Not long ago, I was over at Guilford College watching some high school soccer with friends in town for the game. Okay, I wasn’t watching so much as I was sitting, tailgate style at the back of the car, beer in hand, laughing our asses off. We have been friends for years and all graduated high school together. I love that we all still manage to keep in touch after all these years. We have be the best stories and not one of them is documented on social media. The strangest thing about our conversation was realizing it had been YEARS since we’d had the chance to get together and laugh. Yet, we just picked up like we had been together last week. Those are what I call REAL friends.

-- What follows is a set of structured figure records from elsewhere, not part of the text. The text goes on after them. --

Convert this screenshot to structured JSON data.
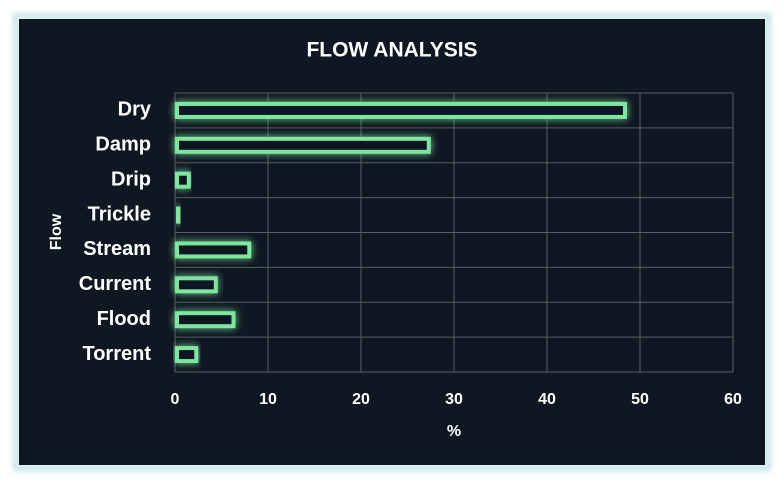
{
  "chart_data": {
    "type": "bar",
    "title": "FLOW ANALYSIS",
    "x_label": "%",
    "y_label": "Flow",
    "categories": [
      "Dry",
      "Damp",
      "Drip",
      "Trickle",
      "Stream",
      "Current",
      "Flood",
      "Torrent"
    ],
    "values": [
      48.6,
      27.5,
      1.7,
      0.7,
      8.2,
      4.6,
      6.5,
      2.5
    ],
    "color": "#7fe6a0",
    "xlim": [
      0,
      60
    ],
    "xticks": [
      0,
      10,
      20,
      30,
      40,
      50,
      60
    ],
    "grid": true
  }
}
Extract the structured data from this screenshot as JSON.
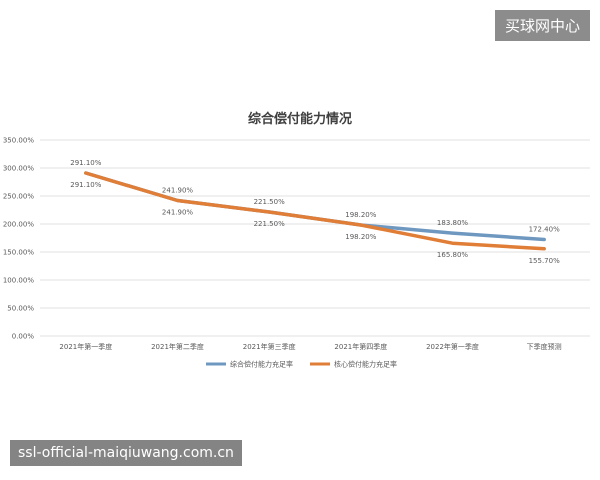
{
  "watermark_top": "买球网中心",
  "watermark_bottom": "ssl-official-maiqiuwang.com.cn",
  "colors": {
    "series_1": "#6f98c0",
    "series_2": "#e07d36",
    "grid": "#d9d9d9",
    "axis_text": "#595959",
    "title_text": "#404040"
  },
  "chart_data": {
    "type": "line",
    "title": "综合偿付能力情况",
    "categories": [
      "2021年第一季度",
      "2021年第二季度",
      "2021年第三季度",
      "2021年第四季度",
      "2022年第一季度",
      "下季度预测"
    ],
    "series": [
      {
        "name": "综合偿付能力充足率",
        "values": [
          291.1,
          241.9,
          221.5,
          198.2,
          183.8,
          172.4
        ],
        "labels": [
          "291.10%",
          "241.90%",
          "221.50%",
          "198.20%",
          "183.80%",
          "172.40%"
        ]
      },
      {
        "name": "核心偿付能力充足率",
        "values": [
          291.1,
          241.9,
          221.5,
          198.2,
          165.8,
          155.7
        ],
        "labels": [
          "291.10%",
          "241.90%",
          "221.50%",
          "198.20%",
          "165.80%",
          "155.70%"
        ]
      }
    ],
    "y_ticks": [
      "0.00%",
      "50.00%",
      "100.00%",
      "150.00%",
      "200.00%",
      "250.00%",
      "300.00%",
      "350.00%"
    ],
    "ylim": [
      0,
      350
    ],
    "grid": true,
    "legend_position": "bottom"
  }
}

I don’t know how we got on the subject, but in 5th grade, Justin gave me a Valentine. My shy self did not like the attention, but clearly, I liked the card because I still have it. It’s tucked away in my scrap book from childhood. I was telling him about it, some 40 or so odd years later. He didn’t even remember giving it to me. He said, “Did it have the boxes on it? You know, ‘do you like me? Check Yes or No?” It wasn’t that kind of card. It was a real card. Not some box of valentine’s from the drugstore, but a real Hallmark card. We laughed. It did get me thinking, though.
Our version of ‘do you like me? check yes or no’ comes to us every day, all the time. Almost non-stop through social media. For example, just before I sat down to write this post, I put a post of my dog on my personal Instagram. It’s not hard to find, it’s just like this one sans the art. My dog was guilty of eating 5 large banana muffins I had just made and put in a Ziploc. They were still warm, so I hadn’t zipped it up. She was fighting a battle of temptation that she was not strong enough to win. She was 4 muffins in with the last on in her mouth when she was caught red-handed. Now, this story is funny to us (sort of) and now that I have researched enough to find she won’t die from them, its all okay. So, she needed public shaming. And whether anyone likes the post or not…..you know I’ll be checking.

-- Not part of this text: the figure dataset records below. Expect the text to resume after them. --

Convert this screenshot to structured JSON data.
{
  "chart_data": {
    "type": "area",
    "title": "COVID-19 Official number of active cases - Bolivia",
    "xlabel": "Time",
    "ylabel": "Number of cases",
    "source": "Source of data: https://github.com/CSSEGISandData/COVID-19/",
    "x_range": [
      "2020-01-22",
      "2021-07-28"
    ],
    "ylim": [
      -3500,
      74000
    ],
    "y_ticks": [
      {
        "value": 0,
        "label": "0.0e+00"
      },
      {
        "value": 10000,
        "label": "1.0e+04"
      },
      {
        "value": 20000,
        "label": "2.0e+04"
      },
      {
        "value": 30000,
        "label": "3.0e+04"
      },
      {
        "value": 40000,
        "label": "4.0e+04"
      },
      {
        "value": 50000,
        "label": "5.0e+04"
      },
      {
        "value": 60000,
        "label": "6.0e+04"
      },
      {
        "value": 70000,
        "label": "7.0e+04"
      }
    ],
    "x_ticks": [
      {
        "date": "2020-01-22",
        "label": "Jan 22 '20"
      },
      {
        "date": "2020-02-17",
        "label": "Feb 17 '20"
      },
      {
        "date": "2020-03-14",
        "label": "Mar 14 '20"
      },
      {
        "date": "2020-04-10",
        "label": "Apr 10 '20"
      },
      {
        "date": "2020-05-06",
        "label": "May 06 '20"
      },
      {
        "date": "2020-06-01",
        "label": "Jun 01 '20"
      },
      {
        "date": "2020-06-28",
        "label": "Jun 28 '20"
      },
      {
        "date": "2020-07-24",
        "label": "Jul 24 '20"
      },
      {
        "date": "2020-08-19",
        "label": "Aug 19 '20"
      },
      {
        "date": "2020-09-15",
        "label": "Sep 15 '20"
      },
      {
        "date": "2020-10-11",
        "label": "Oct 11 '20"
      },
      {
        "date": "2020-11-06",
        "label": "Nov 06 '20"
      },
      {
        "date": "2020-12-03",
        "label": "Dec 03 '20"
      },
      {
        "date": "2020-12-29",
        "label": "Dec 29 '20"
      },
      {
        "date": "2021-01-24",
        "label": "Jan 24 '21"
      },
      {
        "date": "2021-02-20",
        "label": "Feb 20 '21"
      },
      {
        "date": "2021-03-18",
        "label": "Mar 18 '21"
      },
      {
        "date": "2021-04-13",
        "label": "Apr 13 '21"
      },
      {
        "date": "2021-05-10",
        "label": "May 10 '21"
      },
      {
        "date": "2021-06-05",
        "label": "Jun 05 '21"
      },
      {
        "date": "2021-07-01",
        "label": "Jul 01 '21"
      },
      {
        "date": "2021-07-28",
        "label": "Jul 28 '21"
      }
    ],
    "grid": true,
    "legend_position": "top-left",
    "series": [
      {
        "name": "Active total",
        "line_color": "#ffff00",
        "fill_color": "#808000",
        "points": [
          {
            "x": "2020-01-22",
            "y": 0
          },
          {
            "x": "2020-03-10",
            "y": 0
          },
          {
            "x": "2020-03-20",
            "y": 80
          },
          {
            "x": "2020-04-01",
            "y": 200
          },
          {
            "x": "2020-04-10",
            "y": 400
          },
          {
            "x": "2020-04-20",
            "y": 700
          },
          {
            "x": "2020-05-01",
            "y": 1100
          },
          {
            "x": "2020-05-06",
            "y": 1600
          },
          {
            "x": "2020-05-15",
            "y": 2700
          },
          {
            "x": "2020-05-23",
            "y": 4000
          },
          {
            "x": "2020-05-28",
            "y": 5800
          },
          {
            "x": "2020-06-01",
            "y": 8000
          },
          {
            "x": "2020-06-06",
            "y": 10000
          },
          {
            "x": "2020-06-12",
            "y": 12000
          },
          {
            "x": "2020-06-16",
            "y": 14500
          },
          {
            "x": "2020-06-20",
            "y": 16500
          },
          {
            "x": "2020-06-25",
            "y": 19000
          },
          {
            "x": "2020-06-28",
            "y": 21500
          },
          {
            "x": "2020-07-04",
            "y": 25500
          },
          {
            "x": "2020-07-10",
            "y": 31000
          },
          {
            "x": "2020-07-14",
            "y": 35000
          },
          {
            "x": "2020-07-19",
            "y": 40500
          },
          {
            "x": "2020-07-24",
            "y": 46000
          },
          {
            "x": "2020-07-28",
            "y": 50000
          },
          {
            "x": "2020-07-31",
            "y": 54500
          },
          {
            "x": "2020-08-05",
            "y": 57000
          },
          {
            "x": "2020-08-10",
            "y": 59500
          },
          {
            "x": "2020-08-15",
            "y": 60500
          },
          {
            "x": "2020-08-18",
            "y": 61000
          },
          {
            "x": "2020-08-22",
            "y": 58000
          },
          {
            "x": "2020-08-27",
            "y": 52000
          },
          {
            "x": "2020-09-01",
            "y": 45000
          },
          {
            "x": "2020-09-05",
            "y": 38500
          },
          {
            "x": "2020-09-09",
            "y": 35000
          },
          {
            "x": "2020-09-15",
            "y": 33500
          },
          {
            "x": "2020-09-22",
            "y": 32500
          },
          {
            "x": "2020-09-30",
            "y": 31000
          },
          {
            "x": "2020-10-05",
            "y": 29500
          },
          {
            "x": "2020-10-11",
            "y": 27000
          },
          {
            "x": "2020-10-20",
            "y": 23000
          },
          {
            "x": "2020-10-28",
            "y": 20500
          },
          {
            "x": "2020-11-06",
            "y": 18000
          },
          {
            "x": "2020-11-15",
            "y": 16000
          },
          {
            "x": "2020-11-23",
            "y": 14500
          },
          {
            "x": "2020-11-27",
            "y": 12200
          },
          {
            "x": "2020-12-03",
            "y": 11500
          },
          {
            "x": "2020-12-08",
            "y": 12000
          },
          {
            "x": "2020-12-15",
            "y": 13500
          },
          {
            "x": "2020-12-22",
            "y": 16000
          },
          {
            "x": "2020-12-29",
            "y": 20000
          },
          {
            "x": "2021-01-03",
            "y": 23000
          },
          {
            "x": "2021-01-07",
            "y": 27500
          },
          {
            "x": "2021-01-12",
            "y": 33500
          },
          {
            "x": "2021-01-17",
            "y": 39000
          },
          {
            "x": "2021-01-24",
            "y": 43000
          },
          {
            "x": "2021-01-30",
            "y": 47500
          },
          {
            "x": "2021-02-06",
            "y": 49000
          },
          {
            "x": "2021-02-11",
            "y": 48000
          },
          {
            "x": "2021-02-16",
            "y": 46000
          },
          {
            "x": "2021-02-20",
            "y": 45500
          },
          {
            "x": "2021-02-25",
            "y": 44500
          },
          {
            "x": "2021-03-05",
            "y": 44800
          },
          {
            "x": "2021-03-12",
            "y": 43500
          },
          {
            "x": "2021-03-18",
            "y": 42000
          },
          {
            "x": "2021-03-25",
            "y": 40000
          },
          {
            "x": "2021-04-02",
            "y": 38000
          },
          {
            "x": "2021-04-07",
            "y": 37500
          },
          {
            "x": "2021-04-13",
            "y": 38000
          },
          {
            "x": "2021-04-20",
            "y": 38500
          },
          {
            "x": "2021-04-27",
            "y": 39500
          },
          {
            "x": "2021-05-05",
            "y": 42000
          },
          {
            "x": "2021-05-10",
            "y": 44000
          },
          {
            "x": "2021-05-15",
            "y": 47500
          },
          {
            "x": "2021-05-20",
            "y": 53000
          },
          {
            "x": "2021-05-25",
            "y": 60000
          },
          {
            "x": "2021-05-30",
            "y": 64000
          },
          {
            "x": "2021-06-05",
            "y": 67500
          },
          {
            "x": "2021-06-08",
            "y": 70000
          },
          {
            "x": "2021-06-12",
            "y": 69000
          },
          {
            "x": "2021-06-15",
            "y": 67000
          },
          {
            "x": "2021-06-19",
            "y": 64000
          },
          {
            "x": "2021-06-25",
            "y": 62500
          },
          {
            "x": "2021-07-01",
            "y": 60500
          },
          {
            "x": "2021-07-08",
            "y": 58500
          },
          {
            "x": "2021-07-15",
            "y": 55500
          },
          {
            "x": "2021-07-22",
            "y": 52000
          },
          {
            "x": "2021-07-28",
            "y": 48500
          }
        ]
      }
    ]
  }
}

Quite possibly the worst thing to ever come from social media is the LIKE button. You’ll hear it all the time…it’s all about the likes. The click bait. I’ll admit, I’ve even had a click bait post. I know this because a friend of mine sent me a text one day telling me he had to go read my blog post based on the photo I posted (it’s a ton of tiny school pics from 8th and 9th grade. Who wouldn’t be curious what that going to reference, right?
Anyway, we want people to know we read their posts. We agree with their posts. We hear them loud and clear. We like them. And sometimes, I wish there was a dislike button, but only for bad things that happen. Things we wish hadn’t happened. Not to tell someone I don’t like their post because of ….fill in your own because. We aren’t animals like on Twitter. That’s a whole other (or as I like to say in my deepest Southern accent –a whole ‘nother) post about people on Twitter.

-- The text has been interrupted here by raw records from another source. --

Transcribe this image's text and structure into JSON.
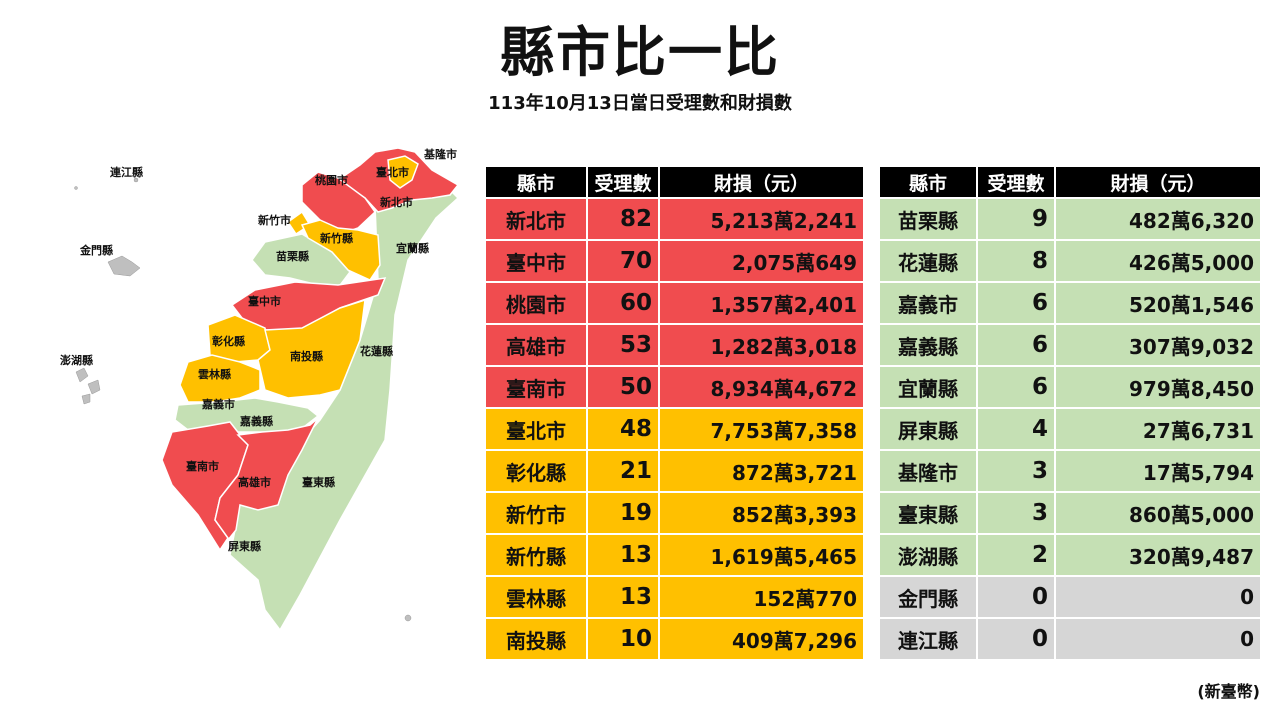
{
  "title": "縣市比一比",
  "subtitle": "113年10月13日當日受理數和財損數",
  "headers": {
    "county": "縣市",
    "count": "受理數",
    "loss": "財損（元）"
  },
  "colors": {
    "high": "#f04c4f",
    "mid": "#ffc000",
    "low": "#c5e0b4",
    "none": "#d6d6d6"
  },
  "left_rows": [
    {
      "county": "新北市",
      "count": "82",
      "loss": "5,213萬2,241",
      "level": "red"
    },
    {
      "county": "臺中市",
      "count": "70",
      "loss": "2,075萬649",
      "level": "red"
    },
    {
      "county": "桃園市",
      "count": "60",
      "loss": "1,357萬2,401",
      "level": "red"
    },
    {
      "county": "高雄市",
      "count": "53",
      "loss": "1,282萬3,018",
      "level": "red"
    },
    {
      "county": "臺南市",
      "count": "50",
      "loss": "8,934萬4,672",
      "level": "red"
    },
    {
      "county": "臺北市",
      "count": "48",
      "loss": "7,753萬7,358",
      "level": "yellow"
    },
    {
      "county": "彰化縣",
      "count": "21",
      "loss": "872萬3,721",
      "level": "yellow"
    },
    {
      "county": "新竹市",
      "count": "19",
      "loss": "852萬3,393",
      "level": "yellow"
    },
    {
      "county": "新竹縣",
      "count": "13",
      "loss": "1,619萬5,465",
      "level": "yellow"
    },
    {
      "county": "雲林縣",
      "count": "13",
      "loss": "152萬770",
      "level": "yellow"
    },
    {
      "county": "南投縣",
      "count": "10",
      "loss": "409萬7,296",
      "level": "yellow"
    }
  ],
  "right_rows": [
    {
      "county": "苗栗縣",
      "count": "9",
      "loss": "482萬6,320",
      "level": "green"
    },
    {
      "county": "花蓮縣",
      "count": "8",
      "loss": "426萬5,000",
      "level": "green"
    },
    {
      "county": "嘉義市",
      "count": "6",
      "loss": "520萬1,546",
      "level": "green"
    },
    {
      "county": "嘉義縣",
      "count": "6",
      "loss": "307萬9,032",
      "level": "green"
    },
    {
      "county": "宜蘭縣",
      "count": "6",
      "loss": "979萬8,450",
      "level": "green"
    },
    {
      "county": "屏東縣",
      "count": "4",
      "loss": "27萬6,731",
      "level": "green"
    },
    {
      "county": "基隆市",
      "count": "3",
      "loss": "17萬5,794",
      "level": "green"
    },
    {
      "county": "臺東縣",
      "count": "3",
      "loss": "860萬5,000",
      "level": "green"
    },
    {
      "county": "澎湖縣",
      "count": "2",
      "loss": "320萬9,487",
      "level": "green"
    },
    {
      "county": "金門縣",
      "count": "0",
      "loss": "0",
      "level": "gray"
    },
    {
      "county": "連江縣",
      "count": "0",
      "loss": "0",
      "level": "gray"
    }
  ],
  "map_labels": {
    "keelung": "基隆市",
    "taipei": "臺北市",
    "new_taipei": "新北市",
    "taoyuan": "桃園市",
    "hsinchu_city": "新竹市",
    "hsinchu_county": "新竹縣",
    "yilan": "宜蘭縣",
    "miaoli": "苗栗縣",
    "taichung": "臺中市",
    "changhua": "彰化縣",
    "nantou": "南投縣",
    "hualien": "花蓮縣",
    "yunlin": "雲林縣",
    "chiayi_city": "嘉義市",
    "chiayi_county": "嘉義縣",
    "tainan": "臺南市",
    "kaohsiung": "高雄市",
    "taitung": "臺東縣",
    "pingtung": "屏東縣",
    "lienchiang": "連江縣",
    "kinmen": "金門縣",
    "penghu": "澎湖縣"
  },
  "currency_note": "(新臺幣)"
}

In our life today, we spend too much time worrying about how many likes we have and who is liking our posts. I’ve stepped away from my personal Facebook profile. I wanted to delete it all together, but no profile means, no business pages. And how would you read my blog otherwise? Well, you could sign up to receive it via email….hint hint. Anyway, I needed a break and I’m not posting there currently. I am only using my LM Art page to post my blog posts and any old random thing that comes to mind from my Instagram.
The like factor for me is about whether what I am writing is speaking to you. I don’t care if you like me personally or not, but I love writing. I hope what I’m writing makes a difference to someone. Not everyone. You cannot be all things to all people. To talk about stuff, like food addiction or loving yourself or friendships or struggling with alcohol and addiction, is important to me because when I was growing up I didn’t have someone relate-able. I didn’t know that comparison is the thief of joy. I didn’t know that anything I ever did made a difference. I didn’t know that some kind of enlightenment would arrive one day, but that it would take a lot of courage, pain, and tears to get there.
I have a better question. Do I like me? Would I give myself a thumbs up? A heart? A like? It’s taken what feels like a million years, but yes. Yes, I do.